Specialist tourism lawyer Anthony Cordato, author of the book “Australian Travel & Tourism Law”, says recent legal cases have demolished the kinds of arguments that travel agents might have used in the past to avoid responsibility for arranging visas.

A case cited in “Australian Travel & Tourism Law” illustrates how agents can end up paying for not arranging a visa. It concerned two travellers who were denied boarding for a cruise departing Singapore for Thailand, because they did not have visas for Thailand. The denied boarding was correct as all Australian permanent residents needed to obtain a visa to enter Thailand.

The agent who booked the travel allegedly said to the clients that no visas were needed, and in any event, visas were the client’s responsibility.

In reaching its decision, the NSW Consumer, Trader and Tenancy Tribunal rejected these arguments raised by the travel agent:

  1. Argued: that there was no duty on the travel agent to give specific advice on visa requirements. Rejected: it is incumbent upon a travel agent to ensure that there would be no obstacle to the consumers joining the cruise in terms of having the correct visas;
  2. Argued: that the consumers were responsible for their visas in that they should have heeded the “advice” given by the agent to check visa requirements through the embassy for each country. Rejected: the travel agent should have made itself aware of the visa requirements and should have provided specific advice on visa requirements for each country;
  3. Argued: that the travel agent could rely on the booking condition in the cruise brochure that the passenger is responsible for visa requirements.

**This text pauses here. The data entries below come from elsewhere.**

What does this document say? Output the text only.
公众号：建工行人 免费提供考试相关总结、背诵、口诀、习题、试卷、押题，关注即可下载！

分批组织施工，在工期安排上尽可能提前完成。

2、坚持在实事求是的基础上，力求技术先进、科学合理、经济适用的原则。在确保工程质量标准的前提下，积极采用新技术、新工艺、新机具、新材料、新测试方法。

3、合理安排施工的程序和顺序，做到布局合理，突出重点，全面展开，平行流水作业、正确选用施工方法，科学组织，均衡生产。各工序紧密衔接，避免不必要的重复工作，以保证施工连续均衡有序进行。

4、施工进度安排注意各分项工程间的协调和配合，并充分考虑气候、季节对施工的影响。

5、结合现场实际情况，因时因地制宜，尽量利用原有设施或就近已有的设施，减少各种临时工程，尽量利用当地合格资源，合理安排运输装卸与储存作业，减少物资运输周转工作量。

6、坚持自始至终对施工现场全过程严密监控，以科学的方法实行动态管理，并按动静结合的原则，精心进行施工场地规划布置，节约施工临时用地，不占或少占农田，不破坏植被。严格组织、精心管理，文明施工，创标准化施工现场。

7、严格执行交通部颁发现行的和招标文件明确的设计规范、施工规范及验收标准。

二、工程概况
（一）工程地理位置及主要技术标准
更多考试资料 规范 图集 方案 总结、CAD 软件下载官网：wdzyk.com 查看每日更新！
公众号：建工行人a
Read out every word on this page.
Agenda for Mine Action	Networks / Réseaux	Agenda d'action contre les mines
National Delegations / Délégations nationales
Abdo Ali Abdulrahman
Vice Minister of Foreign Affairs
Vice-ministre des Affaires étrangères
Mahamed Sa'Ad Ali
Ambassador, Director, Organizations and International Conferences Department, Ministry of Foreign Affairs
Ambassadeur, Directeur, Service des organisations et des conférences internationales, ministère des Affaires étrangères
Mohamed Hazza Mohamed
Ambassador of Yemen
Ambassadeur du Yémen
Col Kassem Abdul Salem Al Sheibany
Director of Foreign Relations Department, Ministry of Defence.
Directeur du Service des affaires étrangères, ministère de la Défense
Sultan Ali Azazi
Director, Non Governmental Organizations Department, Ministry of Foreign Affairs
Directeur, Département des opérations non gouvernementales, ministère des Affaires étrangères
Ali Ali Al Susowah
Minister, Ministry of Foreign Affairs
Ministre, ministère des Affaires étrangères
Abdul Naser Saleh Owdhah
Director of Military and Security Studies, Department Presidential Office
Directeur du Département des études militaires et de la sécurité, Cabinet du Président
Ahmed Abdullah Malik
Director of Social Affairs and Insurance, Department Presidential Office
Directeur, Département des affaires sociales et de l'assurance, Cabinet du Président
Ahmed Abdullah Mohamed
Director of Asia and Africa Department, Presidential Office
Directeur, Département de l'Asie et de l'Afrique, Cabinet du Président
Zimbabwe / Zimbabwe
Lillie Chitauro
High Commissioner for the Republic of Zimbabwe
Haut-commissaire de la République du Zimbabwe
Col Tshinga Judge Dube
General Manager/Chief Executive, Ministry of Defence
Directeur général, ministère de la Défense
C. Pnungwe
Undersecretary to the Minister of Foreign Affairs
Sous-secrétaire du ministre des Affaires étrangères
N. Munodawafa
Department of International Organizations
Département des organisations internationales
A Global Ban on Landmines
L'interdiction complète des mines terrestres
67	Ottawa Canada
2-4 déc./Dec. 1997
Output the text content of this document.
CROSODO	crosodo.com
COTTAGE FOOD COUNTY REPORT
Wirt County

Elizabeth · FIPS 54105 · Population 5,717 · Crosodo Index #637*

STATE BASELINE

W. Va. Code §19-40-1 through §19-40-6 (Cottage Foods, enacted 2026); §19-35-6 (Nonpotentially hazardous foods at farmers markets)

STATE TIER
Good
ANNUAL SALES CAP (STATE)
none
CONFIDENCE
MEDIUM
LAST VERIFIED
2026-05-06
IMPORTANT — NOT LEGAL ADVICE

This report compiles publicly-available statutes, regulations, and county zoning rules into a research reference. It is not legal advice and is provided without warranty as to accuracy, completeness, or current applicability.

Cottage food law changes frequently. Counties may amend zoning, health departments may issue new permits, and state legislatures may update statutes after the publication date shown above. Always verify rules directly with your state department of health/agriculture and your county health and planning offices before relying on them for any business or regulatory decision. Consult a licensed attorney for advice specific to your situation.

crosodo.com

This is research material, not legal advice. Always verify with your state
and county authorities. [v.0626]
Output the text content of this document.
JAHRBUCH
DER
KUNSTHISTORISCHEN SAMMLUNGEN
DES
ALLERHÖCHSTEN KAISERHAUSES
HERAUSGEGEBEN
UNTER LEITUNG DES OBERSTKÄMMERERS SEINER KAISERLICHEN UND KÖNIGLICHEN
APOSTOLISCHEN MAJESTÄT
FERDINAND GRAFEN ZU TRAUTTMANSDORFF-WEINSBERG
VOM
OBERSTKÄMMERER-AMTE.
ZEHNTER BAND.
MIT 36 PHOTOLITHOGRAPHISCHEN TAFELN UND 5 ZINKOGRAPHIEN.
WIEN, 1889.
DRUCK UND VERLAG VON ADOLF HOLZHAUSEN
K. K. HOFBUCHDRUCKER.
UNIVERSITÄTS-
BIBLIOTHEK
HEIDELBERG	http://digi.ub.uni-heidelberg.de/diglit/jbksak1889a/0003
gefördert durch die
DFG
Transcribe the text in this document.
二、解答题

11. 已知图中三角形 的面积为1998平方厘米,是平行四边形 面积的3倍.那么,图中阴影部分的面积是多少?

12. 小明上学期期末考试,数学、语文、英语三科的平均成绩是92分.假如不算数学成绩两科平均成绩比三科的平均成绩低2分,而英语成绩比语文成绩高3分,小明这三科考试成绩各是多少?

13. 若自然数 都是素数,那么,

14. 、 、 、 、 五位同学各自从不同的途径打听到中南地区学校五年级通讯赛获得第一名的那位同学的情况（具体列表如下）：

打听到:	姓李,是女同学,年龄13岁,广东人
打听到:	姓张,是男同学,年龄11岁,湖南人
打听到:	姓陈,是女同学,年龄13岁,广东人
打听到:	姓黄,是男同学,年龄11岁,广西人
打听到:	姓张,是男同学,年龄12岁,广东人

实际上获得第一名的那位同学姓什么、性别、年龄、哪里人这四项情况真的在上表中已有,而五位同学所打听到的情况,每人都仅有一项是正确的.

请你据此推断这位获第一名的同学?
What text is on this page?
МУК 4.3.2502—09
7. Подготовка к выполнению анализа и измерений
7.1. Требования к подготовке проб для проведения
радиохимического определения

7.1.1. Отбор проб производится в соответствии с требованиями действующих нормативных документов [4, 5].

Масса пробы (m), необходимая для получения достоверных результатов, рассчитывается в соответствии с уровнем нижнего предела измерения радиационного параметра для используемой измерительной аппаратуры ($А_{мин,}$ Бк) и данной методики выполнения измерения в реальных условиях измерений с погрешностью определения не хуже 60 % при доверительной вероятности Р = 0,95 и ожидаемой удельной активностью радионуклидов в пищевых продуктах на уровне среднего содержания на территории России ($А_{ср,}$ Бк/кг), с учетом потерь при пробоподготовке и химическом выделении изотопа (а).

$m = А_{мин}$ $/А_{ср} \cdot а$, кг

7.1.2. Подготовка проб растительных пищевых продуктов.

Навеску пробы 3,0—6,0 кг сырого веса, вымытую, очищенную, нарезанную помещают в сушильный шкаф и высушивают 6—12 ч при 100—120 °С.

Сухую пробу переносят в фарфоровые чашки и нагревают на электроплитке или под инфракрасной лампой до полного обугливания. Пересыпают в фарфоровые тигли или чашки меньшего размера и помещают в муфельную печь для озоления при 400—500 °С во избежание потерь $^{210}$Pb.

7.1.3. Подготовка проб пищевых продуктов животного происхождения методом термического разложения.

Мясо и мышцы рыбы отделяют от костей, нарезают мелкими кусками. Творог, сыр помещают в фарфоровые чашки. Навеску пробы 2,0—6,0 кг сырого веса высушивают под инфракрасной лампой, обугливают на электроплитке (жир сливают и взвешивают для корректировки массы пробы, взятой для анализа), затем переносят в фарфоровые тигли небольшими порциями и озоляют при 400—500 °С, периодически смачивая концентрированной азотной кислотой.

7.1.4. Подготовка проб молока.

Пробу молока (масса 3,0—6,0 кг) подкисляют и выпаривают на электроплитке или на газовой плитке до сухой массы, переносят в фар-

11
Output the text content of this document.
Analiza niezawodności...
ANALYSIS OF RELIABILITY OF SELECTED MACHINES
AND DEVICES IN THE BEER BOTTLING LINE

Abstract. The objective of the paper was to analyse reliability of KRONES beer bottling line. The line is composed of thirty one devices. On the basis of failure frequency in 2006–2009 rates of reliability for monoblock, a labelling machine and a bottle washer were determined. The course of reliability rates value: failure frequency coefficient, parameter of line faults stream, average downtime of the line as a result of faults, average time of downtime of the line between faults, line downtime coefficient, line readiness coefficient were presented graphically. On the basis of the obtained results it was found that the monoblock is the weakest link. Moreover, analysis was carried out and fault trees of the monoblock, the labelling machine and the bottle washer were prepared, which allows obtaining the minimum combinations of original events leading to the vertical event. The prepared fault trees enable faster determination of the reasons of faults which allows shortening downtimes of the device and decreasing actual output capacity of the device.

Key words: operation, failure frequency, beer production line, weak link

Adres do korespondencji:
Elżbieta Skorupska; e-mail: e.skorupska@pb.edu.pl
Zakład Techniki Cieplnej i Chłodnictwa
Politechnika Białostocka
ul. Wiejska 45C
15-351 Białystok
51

Rejected: this condition is inserted for the protection of the cruise operator, not the travel agent.

The Tribunal awarded compensation to the travellers payable by the agent consisting of: the cost of: the cruise ($4,750), travel insurance ($260), alternative accommodation ($777), private car transfer ($72) and coach transfer ($44). For the decision visit http:/www.austlii.edu.au/au/cases/NSWCTTT/2004/540.html

Other visa traps for agents include:

  • committing clients to bookings where there is no refund on cancellation, such as for discounted airfares, without first making sure that visas will be available;
  • obtaining a tourist visa when the purpose of the travel is business, and the destination requires a business visa;
  • not realising that even a transit stop in the USA requires a visa for certain nationals.

The requirements for a visa can depend upon the client’s nationality, specifically, what country passport the client is travelling under. Some people are dual nationals, some spouses travel under different country passports.

Cordato says agents should make certain which passport each member of a family will use on their travels – if possible making photocopies of the passports to be used. With many Australian residents holding dual citizenship and two passports, this is particularly important in terms of visa requirements and re-entry.

Agents should check that passports will be current for a minimum of six months from date of proposed entry into a country, to comply with the entry requirements of many countries.

In Cordato’s view, after the agent gives advice that a visa is required, then the agent must arrange the visa (for which a fee can be charged), unless the client desires to make their own arrangements to obtain the visa. If the client desires to obtain their own visa, they should be required to sign an explicit acknowledgement, to this effect:

(To the travel agency):

We [the client] acknowledge that:

  1. The travel agent has advised a visa is required for entry into [country]
  2. We have made it our responsibility to obtain a visa, and the issue of the visa is at our own risk
  3. If we do not obtain a visa, we risk being denied entry into [country] and risk the travel/tour/cruise fare/price paid, and all expenses that may follow from denied entry
  4. If the visa application requires an interview or our production of documentation, then we are responsible to comply with the requirements


(Signed by the client and dated.)

 


Note: this was the third in a series of five interviews in which specialist tourism lawyer Anthony Cordato discusses issues of vital importance to travel agents.